Мальцев слушал ее вопросы и ответы и не хотел, чтобы в нем пробуждался холод к этой молодой женщине.

Он обнимал ее без уверенности получить нежность…

Лицо Тани было откинуто — из-под опущенных век глупо поблескивали белки. Мальцев чуть не сказал: «Щас начнет царапать». Отвалившись, Мальцев повторил слова, произнесенные одной женщиной в сибирском колхозе:

— Вкусен ночной хлеб.

Он видел в уже привычной темноте, как от этих слов у Тани вздрогнул живот… Мальцев поцеловал его.

В обоих просыпалось невыговариваемое, разбуженное на этот раз словом. Бывает, человек увидит ложку, из которой его кормила мать в детстве, или приснится ему колодец, что был у родного дома, и ходит, проснувшись, человек час, день с чем-то простым и вместе с тем небывалым внутри себя.

Таня охватила голову Мальцева:

— Дорогой, любимый, родной. Ты мой, мой.

Искренность сдирала со звуков их истасканность. То, на что перестал надеяться Мальцев, случилось — их тела стали текучими. Когда он раздвигал ее ноги дрожащим от нежности коленом, Тане хотелось забеременеть.

Утром Таня спросила:

— На что будешь жить?

Он взял ее руку. Твердым был только голос.

— Буду устраиваться на работу. Могу переводить, могу слесарем, варить умею. Таня удивилась:

— Что варить?

— Сталь, дуреха, — Мальцев рассмеялся. — У меня деньги есть, не боись.

— Сколько?

— Чего сколько?

— Денег сколько?

Голос Тани был деловитым. В глазах жил интерес. В интересе не было жадности.

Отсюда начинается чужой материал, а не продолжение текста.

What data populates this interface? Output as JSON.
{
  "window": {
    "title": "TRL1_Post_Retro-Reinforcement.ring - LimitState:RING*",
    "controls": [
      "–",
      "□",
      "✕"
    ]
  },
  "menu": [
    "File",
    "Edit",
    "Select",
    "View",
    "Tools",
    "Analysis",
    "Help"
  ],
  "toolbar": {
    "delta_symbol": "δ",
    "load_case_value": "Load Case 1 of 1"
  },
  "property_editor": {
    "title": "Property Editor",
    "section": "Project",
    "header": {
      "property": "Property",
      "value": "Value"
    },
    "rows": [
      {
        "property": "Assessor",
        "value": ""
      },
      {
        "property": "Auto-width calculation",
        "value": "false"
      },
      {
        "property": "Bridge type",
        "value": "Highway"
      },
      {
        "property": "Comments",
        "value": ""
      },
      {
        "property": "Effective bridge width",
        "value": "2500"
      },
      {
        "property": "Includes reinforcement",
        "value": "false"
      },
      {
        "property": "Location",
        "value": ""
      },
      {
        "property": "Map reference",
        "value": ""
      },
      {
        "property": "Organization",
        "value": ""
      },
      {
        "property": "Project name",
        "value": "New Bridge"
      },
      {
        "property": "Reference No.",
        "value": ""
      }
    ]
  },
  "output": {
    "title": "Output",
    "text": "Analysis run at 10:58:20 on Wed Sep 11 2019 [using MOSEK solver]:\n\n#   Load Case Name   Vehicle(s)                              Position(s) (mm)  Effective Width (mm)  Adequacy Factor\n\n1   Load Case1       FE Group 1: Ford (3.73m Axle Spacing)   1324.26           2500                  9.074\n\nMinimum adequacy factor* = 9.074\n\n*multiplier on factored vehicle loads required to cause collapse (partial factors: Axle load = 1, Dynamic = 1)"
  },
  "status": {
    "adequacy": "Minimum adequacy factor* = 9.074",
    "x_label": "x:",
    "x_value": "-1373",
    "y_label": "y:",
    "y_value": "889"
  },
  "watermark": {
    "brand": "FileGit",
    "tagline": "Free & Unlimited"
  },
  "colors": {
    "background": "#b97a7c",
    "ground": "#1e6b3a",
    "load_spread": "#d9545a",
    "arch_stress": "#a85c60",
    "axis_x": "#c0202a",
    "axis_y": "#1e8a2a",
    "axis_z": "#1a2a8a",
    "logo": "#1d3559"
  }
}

Ему показалось, что нежность к этой женщине, похожей на свежий пенек, дрожала в нем давно, когда он жил, не думая о жизни, ощущал с удовольствием теплоту добра вокруг и не искал наименьшего зла.

— Восемьсот.

— Тебе не надолго хватит. Надо быстрее искать работу. А то снова попадешь под мост.

— А почему бы и нет?

Она махнула рукой:

— Ну, как хочешь.

Мальцеву стало зябко. Он увидел, что Таня смотрела на него, как на обреченного. Ласковости не разглядел… как будто немного жалости. Хотя… черт его знает. Было непонятно.

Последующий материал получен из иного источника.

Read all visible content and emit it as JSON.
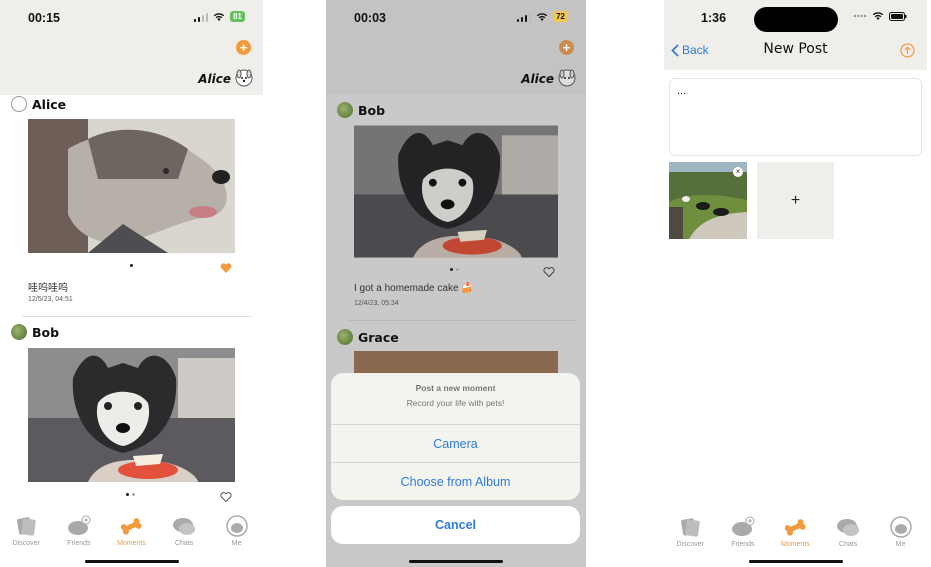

Но она обняла его, припала головой к груди, начала гладить щетину щек, и только много времени спустя дыхание стало все более зовущим.

Последующие дни удивляли Мальцева глупостью. Таня рано уходила на работу — водила советских инженеров по французским заводам. Он читал в это время «Архипелаг ГУЛаг», и его совершенно не забавляла мысль, что он давно все это знает: лагеря, пытки, голод, холод, смерть. Все это было известно, но все сидело неподвижно в памяти, будто и не нужно было этому знанию двигаться, куда-то идти, что-то искать и тем более находить. Правда, мысль охватывала отдельных людей с характерами и лицами, или многих людей, но бесплотных, — и к ним не приставали цифры.

Как-то Мальцев и несколько ребят с истфака, избежав практики, поехали на заработки. Деньга шла хорошая, и новый коровник, с крыши которого можно было не без удовольствия видеть Обь, строился быстро — за скорость и качество начальство платило, не скупясь. По вечерам пили любую гадость — лишь бы давала хмель. Старик, в доме которого они остановились, не был местным и к совхозу никакого отношения не имел. Он получал свою пенсию, копался в огороде. Люди звали его Коркой — десны его беззубого рта были способны раздавить самый твердый сухарь, но старик, заявляя, что он городской, подчеркнуто ел только мякиш, уничтожая при этом пальцами корку. Он перетирал и вновь перетирал ее, и злобливость его пальцев совсем не сходилась со спокойным от природы выражением лица и с его глазами цвета грязной голубой майки. За жилье Корка брал мало, от водки, пива или браги никогда не отказывался, всегда бывал словоохотливым, но ругал власть только тогда, когда выпивал. Он рассказывал о ему самому непонятном, и его пальцы упорно разрушали до пыли очередную корку хлеба.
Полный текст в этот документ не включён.